They meet at the same time at the same airport transit. Four life stories are told in Bianca Bell’s new book called Transfer. A separate story is dedicated to each protagonist, but only from the whole does an overarching theme flow: the values that make us able to let our lives go on by themselves or stop the cycle and start again, differently.
A Czech writer and also an interpreter with Bulgarian roots, Bellová broke into the ranks of the big names of contemporary domestic prose with her fourth novel Jezero from 2016. It was translated into many languages and won several awards, including the Magnesia Litera for the book of the year.
The author followed up the success with the novella Mona. But then it was as if she realized that it made no sense to repeatedly pour new material into an unchanging narrative shell, and continued to explore different territories: These fragments were a collection of chiseled short stories about the values we now worship, whereas the novel The Island from the year before last took place outside of modern time and space and he paid tribute to the art of storytelling, even if his protagonists did not live very well.
The new short story collection Transfer confirms that Bell is somewhat consciously outside the mainstream of commercially successful literature. Its readership demands that the authors do not experiment a bit, to offer in a new package the same thing that was liked before. That is why, in such books, everything usually revolves around love or family relationships, to which social and historical contexts create only a neat, clear background. Therefore, they tend to be told in a sleepy style, which is not characterized by originality and does not hinder quick reading. A person understands everything the first time and can rush to the next novelty from the bookstore.
Bellová, on the other hand, plays with writing. He tries unusual paths and thinks about how to put everything together so that the reader absorbs even the nuances, so that he returns and thinks about what he has read.
Transfer focuses on life stories in which love, relationships with others and complications brought by fate or chance play a role. All the protagonists are already past their zenith, they cannot expect that the most beautiful moments are yet to come. Linda finds herself in transit on her way back from her mother’s funeral. Her flight is canceled in the post-pandemic era, when airlines are struggling with staff shortages, and she and other passengers end up in an airport hotel. There, she experiences a relationship semi-romance, from which it follows that no one will care for her anymore and that compassion cannot be demanded.
Last year in London, Bianca Bell received the literary prize announced by the European Bank for Reconstruction and Development. | Photo: Marta Režová
In the transfer, the intellectual Michael exaltedly observes the phenomenal surface of the current world, which appears to him to be artificial, machine-made, and so he clings to dreaming of the good times, when people worked with hands or feet instead of brains and everyone lived authentically.
Another hero, David, is a hopeless loser in terms of orderly lives, but he has the quality of loving Jack Kerouac books.
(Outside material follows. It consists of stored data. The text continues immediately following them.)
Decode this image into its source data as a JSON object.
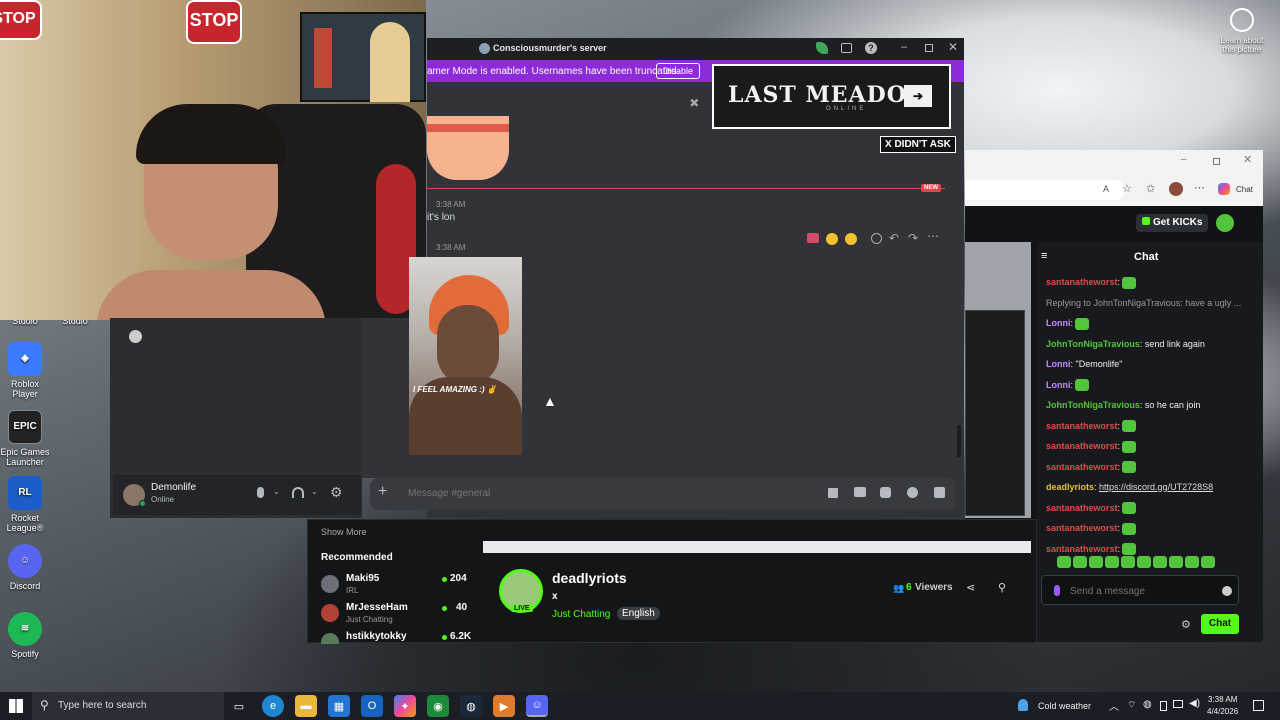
{
  "desktop": {
    "icons": [
      {
        "label": "Studio"
      },
      {
        "label": "Studio"
      },
      {
        "label": "Roblox Player"
      },
      {
        "label": "Epic Games Launcher"
      },
      {
        "label": "Rocket League®"
      },
      {
        "label": "Discord"
      },
      {
        "label": "Spotify"
      }
    ],
    "learn_about": "Learn about this picture"
  },
  "webcam": {
    "stop_sign_1": "STOP",
    "stop_sign_2": "STOP"
  },
  "discord": {
    "window_title": "Consciousmurder's server",
    "streamer_mode_text": "amer Mode is enabled. Usernames have been truncated.",
    "disable_button": "Disable",
    "ad_title": "LAST MEADOW",
    "ad_subtitle": "ONLINE",
    "ad_button": "X DIDN'T ASK",
    "new_badge": "NEW",
    "messages": [
      {
        "time": "3:38 AM",
        "text": "it's lon"
      },
      {
        "time": "3:38 AM",
        "image_caption": "I FEEL AMAZING :) ✌"
      }
    ],
    "message_placeholder": "Message #general",
    "user": {
      "name": "Demonlife",
      "status": "Online"
    }
  },
  "kick": {
    "get_kicks": "Get KICKs",
    "chat_title": "Chat",
    "chat_lines": [
      {
        "user": "santanatheworst",
        "color": "#e04a4a",
        "text": ":",
        "emote": true
      },
      {
        "user": "",
        "color": "#999",
        "text": "Replying to JohnTonNigaTravious: have a ugly ...",
        "emote": false
      },
      {
        "user": "Lonni",
        "color": "#c48aff",
        "text": ":",
        "emote": true
      },
      {
        "user": "JohnTonNigaTravious",
        "color": "#53c53d",
        "text": ": send link again",
        "emote": false
      },
      {
        "user": "Lonni",
        "color": "#c48aff",
        "text": ": \"Demonlife\"",
        "emote": false
      },
      {
        "user": "Lonni",
        "color": "#c48aff",
        "text": ":",
        "emote": true
      },
      {
        "user": "JohnTonNigaTravious",
        "color": "#53c53d",
        "text": ": so he can join",
        "emote": false
      },
      {
        "user": "santanatheworst",
        "color": "#e04a4a",
        "text": ":",
        "emote": true
      },
      {
        "user": "santanatheworst",
        "color": "#e04a4a",
        "text": ":",
        "emote": true
      },
      {
        "user": "santanatheworst",
        "color": "#e04a4a",
        "text": ":",
        "emote": true
      },
      {
        "user": "deadlyriots",
        "color": "#e8c23a",
        "text": ": ",
        "link": "https://discord.gg/UT2728S8",
        "emote": false
      },
      {
        "user": "santanatheworst",
        "color": "#e04a4a",
        "text": ":",
        "emote": true
      },
      {
        "user": "santanatheworst",
        "color": "#e04a4a",
        "text": ":",
        "emote": true
      },
      {
        "user": "santanatheworst",
        "color": "#e04a4a",
        "text": ":",
        "emote": true
      }
    ],
    "send_placeholder": "Send a message",
    "chat_button": "Chat",
    "show_more": "Show More",
    "recommended_title": "Recommended",
    "recommended": [
      {
        "name": "Maki95",
        "category": "IRL",
        "viewers": "204"
      },
      {
        "name": "MrJesseHam",
        "category": "Just Chatting",
        "viewers": "40"
      },
      {
        "name": "hstikkytokky",
        "category": "",
        "viewers": "6.2K"
      }
    ],
    "streamer": {
      "name": "deadlyriots",
      "title": "x",
      "category": "Just Chatting",
      "language": "English",
      "viewers": "6",
      "viewers_label": "Viewers",
      "live_label": "LIVE"
    },
    "browser_tab_label": "Chat"
  },
  "taskbar": {
    "search_placeholder": "Type here to search",
    "weather": "Cold weather",
    "time": "3:38 AM",
    "date": "4/4/2026"
  },
  "colors": {
    "kick_green": "#53fc18",
    "discord_purple": "#8e2bd8",
    "discord_bg": "#313338"
  }
}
He finds himself in the transfer after returning from Greece, where he went to visit a person who spoke with the American novelist. Finally, the last protagonist, Silva, has three children with a celebrity painter, of whom he is now just a helpless old man.
Nothing major will happen to anyone. Characters don’t experience an awakening where they suddenly see what they did wrong and why. The author does not place them at the poles of positive or unequivocally repulsive. And that’s the point: great literature is not created by taking great events such as murder, rape or terrorizing family members. The old masters could write a nice piece just for the fact that someone would somehow look or answer a question.
With Bell, this feeling of being able to work with detail, with nuance, with a feeling in which the small and drab suddenly appears fatal, comes to life. In the small space of the less than fifty-page book, he makes sure that the descriptions, speeches and thought processes of the actors are functional and allow the reader to reflect that what one believes in is refuted by the experience of another. That there are no simple solutions or values that can be shouted as slogans. That we don’t talk just to tell each other as accurately as possible how things are, but on the contrary to maintain the illusion that the blame is always on someone else.
The short story collection Transfer is not Bell’s most fundamental book. However, it is good proof that even in today’s times, literature does not have to be in the first place and it is not necessary to drag into it the motives that are currently moving the world. That it is also possible to write about eternal topics in a new way: about the fact that we do not know how to manage our lives well, that we do not always manage to steer in the direction that seems to be the only meaningful one to a distant observer.
Bell made four castaways clinging to the fact that their plane wasn’t flying. And it offers a chance to think about what’s going on in their lives more than the flight schedule.
Bianca Bellová: Transfer
Host Publishing House 2023, 136 pages, 349 crowns.